The World in a Grain
Title | The World in a Grain PDF eBook |
Author | Vince Beiser |
Publisher | Penguin |
Total Pages | 306 |
Release | 2019-08-06 |
Genre | Science |
ISBN | 0399576444 |
A finalist for the PEN/E. O. Wilson Literary Science Writing Award The gripping story of the most important overlooked commodity in the world--sand--and the crucial role it plays in our lives. After water and air, sand is the natural resource that we consume more than any other--even more than oil. Every concrete building and paved road on Earth, every computer screen and silicon chip, is made from sand. From Egypt's pyramids to the Hubble telescope, from the world's tallest skyscraper to the sidewalk below it, from Chartres' stained-glass windows to your iPhone, sand shelters us, empowers us, engages us, and inspires us. It's the ingredient that makes possible our cities, our science, our lives--and our future. And, incredibly, we're running out of it. The World in a Grain is the compelling true story of the hugely important and diminishing natural resource that grows more essential every day, and of the people who mine it, sell it, build with it--and sometimes, even kill for it. It's also a provocative examination of the serious human and environmental costs incurred by our dependence on sand, which has received little public attention. Not all sand is created equal: Some of the easiest sand to get to is the least useful. Award-winning journalist Vince Beiser delves deep into this world, taking readers on a journey across the globe, from the United States to remote corners of India, China, and Dubai to explain why sand is so crucial to modern life. Along the way, readers encounter world-changing innovators, island-building entrepreneurs, desert fighters, and murderous sand pirates.
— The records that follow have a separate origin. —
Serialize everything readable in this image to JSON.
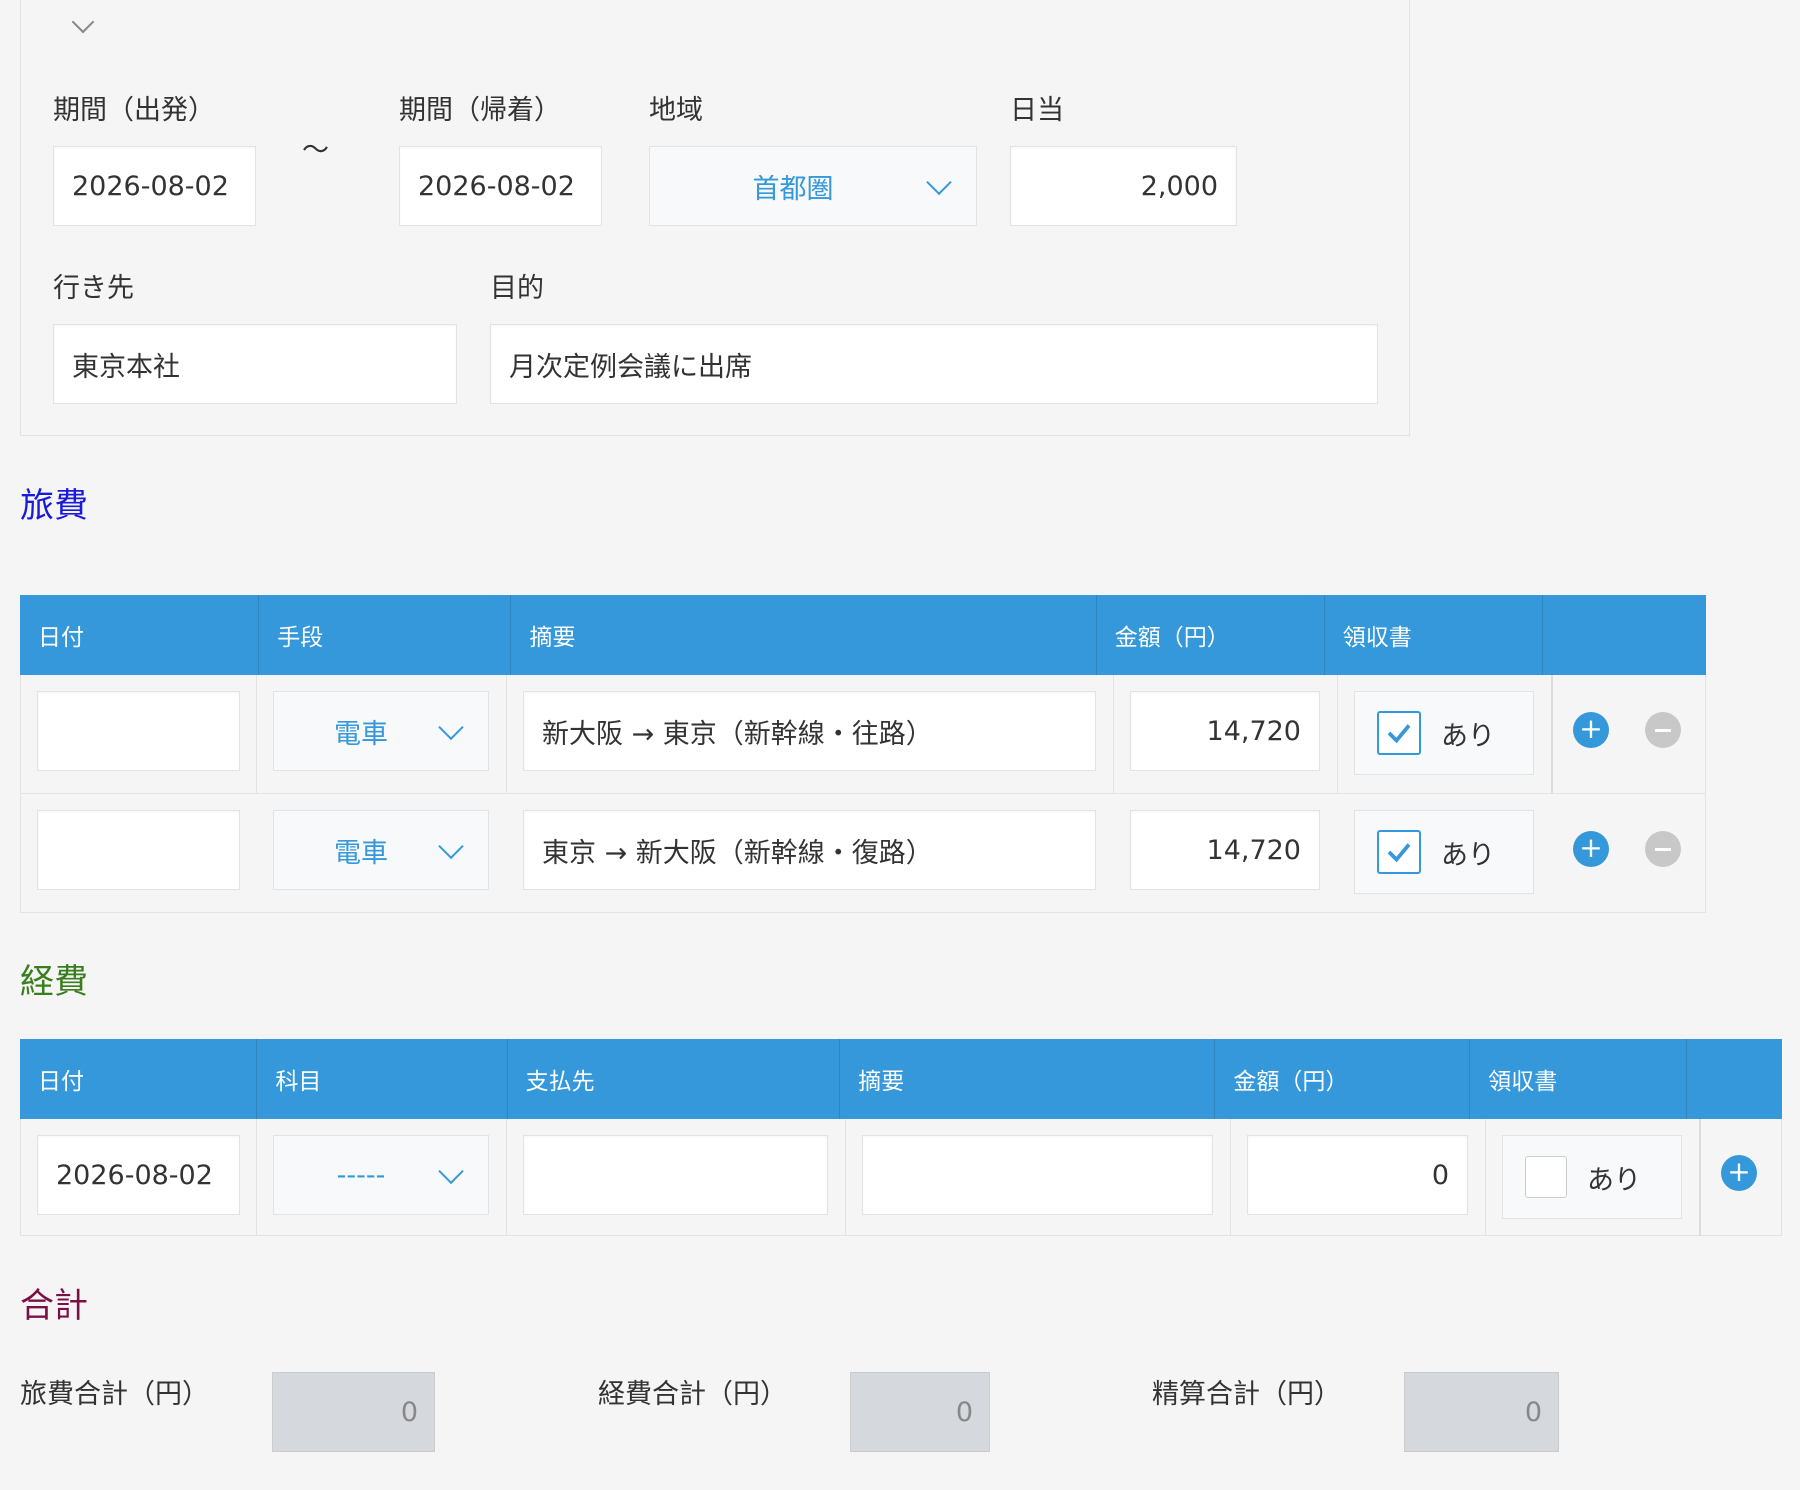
{
  "header_form": {
    "depart_label": "期間（出発）",
    "depart_value": "2026-08-02",
    "tilde": "～",
    "return_label": "期間（帰着）",
    "return_value": "2026-08-02",
    "region_label": "地域",
    "region_value": "首都圏",
    "daily_label": "日当",
    "daily_value": "2,000",
    "destination_label": "行き先",
    "destination_value": "東京本社",
    "purpose_label": "目的",
    "purpose_value": "月次定例会議に出席"
  },
  "travel": {
    "title": "旅費",
    "title_color": "#1a1adb",
    "headers": [
      "日付",
      "手段",
      "摘要",
      "金額（円）",
      "領収書"
    ],
    "rows": [
      {
        "date": "",
        "method": "電車",
        "summary": "新大阪 → 東京（新幹線・往路）",
        "amount": "14,720",
        "receipt_checked": true,
        "receipt_label": "あり"
      },
      {
        "date": "",
        "method": "電車",
        "summary": "東京 → 新大阪（新幹線・復路）",
        "amount": "14,720",
        "receipt_checked": true,
        "receipt_label": "あり"
      }
    ]
  },
  "expenses": {
    "title": "経費",
    "title_color": "#3a7d1e",
    "headers": [
      "日付",
      "科目",
      "支払先",
      "摘要",
      "金額（円）",
      "領収書"
    ],
    "rows": [
      {
        "date": "2026-08-02",
        "category": "-----",
        "payee": "",
        "summary": "",
        "amount": "0",
        "receipt_checked": false,
        "receipt_label": "あり"
      }
    ]
  },
  "totals": {
    "title": "合計",
    "title_color": "#7a1045",
    "travel_label": "旅費合計（円）",
    "travel_value": "0",
    "expense_label": "経費合計（円）",
    "expense_value": "0",
    "settlement_label": "精算合計（円）",
    "settlement_value": "0"
  },
  "colors": {
    "accent": "#3498db",
    "page_bg": "#f5f5f5"
  }
}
The result is an entertaining and eye-opening work, one that is both unexpected and involving, rippling with fascinating detail and filled with surprising characters.
Cargill
Title | Cargill PDF eBook |
Author | Wayne G. Broehl |
Publisher | UPNE |
Total Pages | 1040 |
Release | 1992 |
Genre | Grain trade |
ISBN | 9780874515725 |
"It is difficult to imagine how the evolution of an industry, through the perspective of one of its giants, could be better told". -- Tarrant Business
Grain by Grain
Title | Grain by Grain PDF eBook |
Author | Bob Quinn |
Publisher | |
Total Pages | 290 |
Release | 2019-03 |
Genre | Health & Fitness |
ISBN | 1610919955 |
"A compelling agricultural story skillfully told; environmentalists will eat it up." - Kirkus Reviews When Bob Quinn was a kid, a stranger at a county fair gave him a few kernels of an unusual grain. Years later, it would become the centerpiece of his multimillion dollar heirloom grain company, Kamut International. How Bob went from being a true believer in better farming through chemistry to a leading proponent of organics is the unlikely story of Grain by Grain. Along the way, readers will learn how ancient wheat can lower inflammation, how regenerative agriculture can bring back rural jobs, and how combining time-tested farming practices with modern science can point the way for the future of food.
Oceans of Grain
Title | Oceans of Grain PDF eBook |
Author | Scott Reynolds Nelson |
Publisher | Hachette UK |
Total Pages | 319 |
Release | 2022-02-22 |
Genre | History |
ISBN | 1541646452 |
An "incredibly timely" global history journeys from the Ukrainian steppe to the American prairie to show how grain built and toppled the world's largest empires (Financial Times). To understand the rise and fall of empires, we must follow the paths traveled by grain—along rivers, between ports, and across seas. In Oceans of Grain, historian Scott Reynolds Nelson reveals how the struggle to dominate these routes transformed the balance of world power. Early in the nineteenth century, imperial Russia fed much of Europe through the booming port of Odessa, on the Black Sea in Ukraine. But following the US Civil War, tons of American wheat began to flood across the Atlantic, and food prices plummeted. This cheap foreign grain spurred the rise of Germany and Italy, the decline of the Habsburgs and the Ottomans, and the European scramble for empire. It was a crucial factor in the outbreak of the First World War and the Russian Revolution. A powerful new interpretation, Oceans of Grain shows that amid the great powers’ rivalries, there was no greater power than control of grain.
Grain World
Title | Grain World PDF eBook |
Author | |
Publisher | |
Total Pages | 858 |
Release | 1902 |
Genre | |
ISBN |
Grain World
Title | Grain World PDF eBook |
Author | |
Publisher | |
Total Pages | 876 |
Release | 1923 |
Genre | |
ISBN |
Merchants of Grain
Title | Merchants of Grain PDF eBook |
Author | Dan Morgan |
Publisher | Backinprint.com |
Total Pages | 0 |
Release | 2000 |
Genre | Business & Economics |
ISBN | 9780595142101 |
The first and only book to describe the seven secretive families and five far-flung companies that control the world's food supplies. Little has changed their central role since Morgan's best-selling book first appeared in 1979.